Kaplan ise barış süreciyle ilgili bilgi paylaşımında bulunmak ve sürece
katkı sunmak için Diyarbakıra geldiklerini, askerin de barışa aktif ve olumlu
bir katkı sağlaması gerektiğini dile getirdi.
Türkiyenin geleceğinin sivil toplumdan geçtiğini anlatan Kaplan,
"Türkiyede 8 milyon Türk-Kürt evliliği var. Bu bizim için büyük bir zenginlik.
Bu avantajı çok olumlu yönde kullanmalıyız. Toplumların iradesi bu işi çözer.
Kardeşlik dilini çok iyi anlayabilmemiz lazım" şeklinde konuştu.
-"Bir normalleşme başlamıştır"-
Baro Başkanı Elçi ise subay ve astsubayların oluşturduğu bir derneğinin
böyle bir dönemde bölgeyi ziyaret etmesinin çok anlamlı bulduklarını, geçmiş
uygulamalardan her kesiminin zarar gördüğünü söyledi.
Toplumların birbirleriyle sorunu bulunmadığını, Türkler ve Kürtlerin kardeş
halklar olduğunu, Diyarbakır, Batman, Van, Şırnakın köylüsüyle Manisa, Kayseri
ve Kastamonu köylüsü arasında hiçbir sorunun yaşanmadığına işaret eden Elçi,
birbirlerine kardeşlik duygularıyla yaklaştıklarını belirtti.

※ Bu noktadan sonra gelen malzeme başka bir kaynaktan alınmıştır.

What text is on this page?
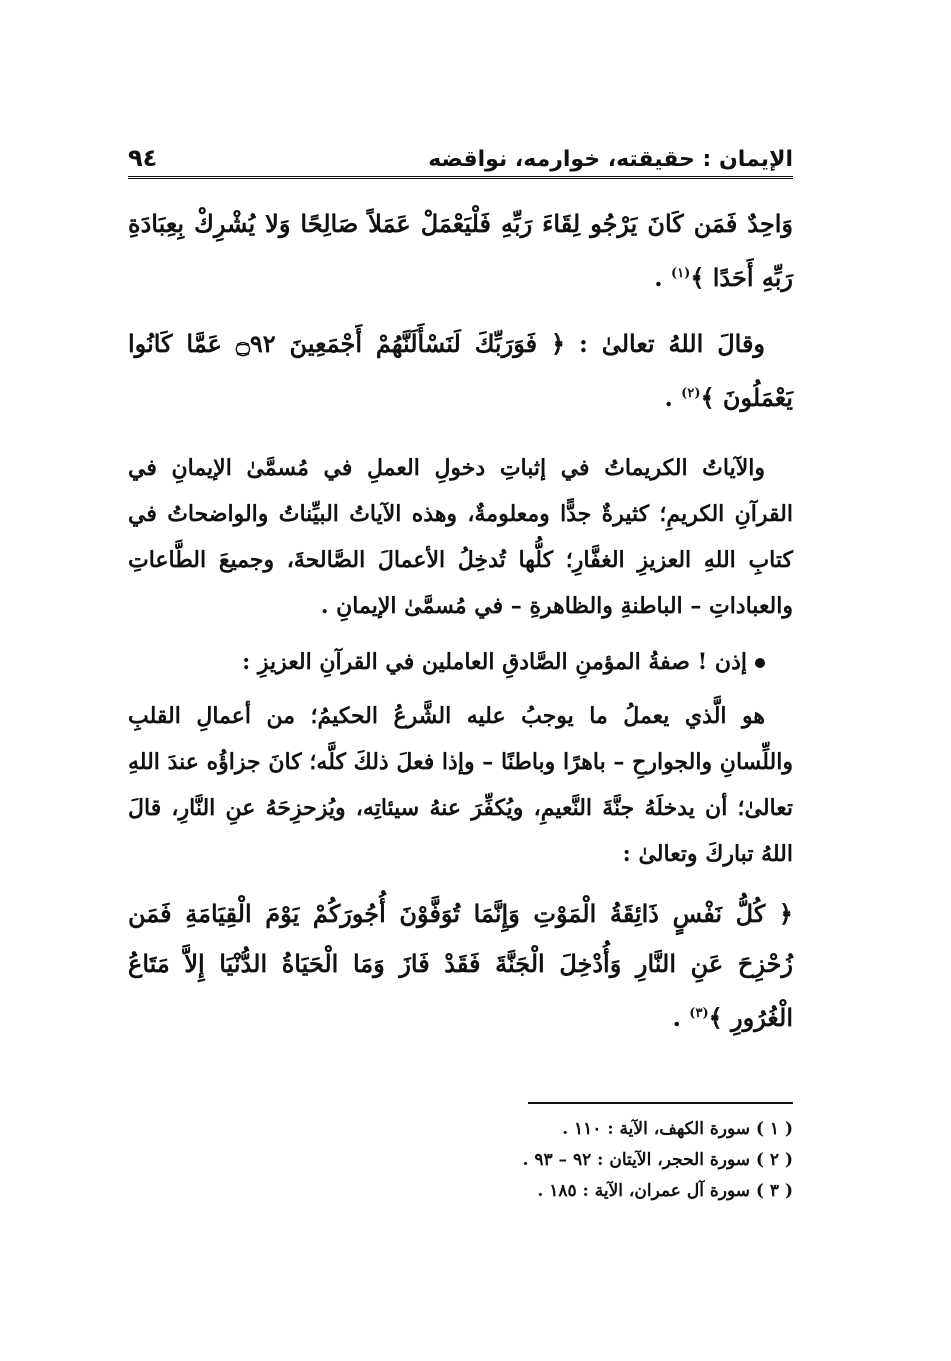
الإيمان : حقيقته، خوارمه، نواقضه
٩٤

وَاحِدٌ فَمَن كَانَ يَرْجُو لِقَاءَ رَبِّهِ فَلْيَعْمَلْ عَمَلاً صَالِحًا وَلا يُشْرِكْ بِعِبَادَةِ رَبِّهِ أَحَدًا ﴾$^{(١)}$ .

وقالَ اللهُ تعالىٰ : ﴿ فَوَرَبِّكَ لَنَسْأَلَنَّهُمْ أَجْمَعِينَ ۝٩٢ عَمَّا كَانُوا يَعْمَلُونَ ﴾$^{(٢)}$ .

والآياتُ الكريماتُ في إثباتِ دخولِ العملِ في مُسمَّىٰ الإيمانِ في القرآنِ الكريمِ؛ كثيرةٌ جدًّا ومعلومةٌ، وهذه الآياتُ البيِّناتُ والواضحاتُ في كتابِ اللهِ العزيزِ الغفَّارِ؛ كلُّها تُدخِلُ الأعمالَ الصَّالحةَ، وجميعَ الطَّاعاتِ والعباداتِ – الباطنةِ والظاهرةِ – في مُسمَّىٰ الإيمانِ .

إذن ! صفةُ المؤمنِ الصَّادقِ العاملين في القرآنِ العزيزِ :

هو الَّذي يعملُ ما يوجبُ عليه الشَّرعُ الحكيمُ؛ من أعمالِ القلبِ واللِّسانِ والجوارحِ – باهرًا وباطنًا – وإذا فعلَ ذلكَ كلَّه؛ كانَ جزاؤُه عندَ اللهِ تعالىٰ؛ أن يدخلَهُ جنَّةَ النَّعيمِ، ويُكفِّرَ عنهُ سيئاتِه، ويُزحزِحَهُ عنِ النَّارِ، قالَ اللهُ تباركَ وتعالىٰ :

﴿ كُلُّ نَفْسٍ ذَائِقَةُ الْمَوْتِ وَإِنَّمَا تُوَفَّوْنَ أُجُورَكُمْ يَوْمَ الْقِيَامَةِ فَمَن زُحْزِحَ عَنِ النَّارِ وَأُدْخِلَ الْجَنَّةَ فَقَدْ فَازَ وَمَا الْحَيَاةُ الدُّنْيَا إِلاَّ مَتَاعُ الْغُرُورِ ﴾$^{(٣)}$ .

( ١ ) سورة الكهف، الآية : ١١٠ .
( ٢ ) سورة الحجر، الآيتان : ٩٢ – ٩٣ .
( ٣ ) سورة آل عمران، الآية : ١٨٥ .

"Ne yazık ki bizi idare edenler ve yönetenlerin tatsız ve adaletsiz
uygulamaları nedeniyle sanki toplumlar arasında bir sorun, Türkler ve Kürtler
arasında bir sıkıntı varmış gibi bir durum çıkmış ortaya. Türkiye toplumu olarak
şiddet, çatışma, kavgadan çok çektik. Bütün toplum bu soruna artık bir çözüm
bulunsun istiyor. Sorunlarımızı konuşacağız, silahlar susmuştur. Bir normalleşme
başlamıştır" diyen Elçi, barış ve çözüm sürecinin toplumun bütün kesimini
heyecanlandırdığını vurguladı.
-İHDye ziyaret-
Heyet üyeleri, İnsan Hakları Derneği (İHD) Diyarbakır Şubesini de ziyaret
etti.
İHD Doğu ve Güneydoğu Anadolu Bölge Temsilcisi Şevket Akdemir görüşmede
yaptığı konuşmada, ilk defa askerlerin içinde bulunduğu bir meslek grubuyla bir
araya geldiğini aktararak, "Keşke süreç 15 sene önce başlasaydı. Ne güzel olurdu.
Hükümet, çözüm için büyük bir risk aldı. Güzel bir iş yapıyor. Helal olsun. Süreç
sayesinde bu yıl hiç bir olumsuzluk yaşanmadı" şeklinde konuştu.
Daha sonra heyet üyeleri Müstakil Sanayiciler ve İşadamları Derneği (MÜSİAD)
Diyarbakır Şube Başkanı Şahabettin Aykutu ziyaret etti. Aykut, çözüm süreciyle
bölgede bir canlanmanın yaşandığını, otellerin dolduğunu ve yatırım taleplerinin
arttığını söyledi.
Herkesin huzur ve barışa kavuşmasını istediklerini kaydeden Aykut, "Sürecin
iyi gitmesi için elimizden geleni yaparız" şeklinde konuştu.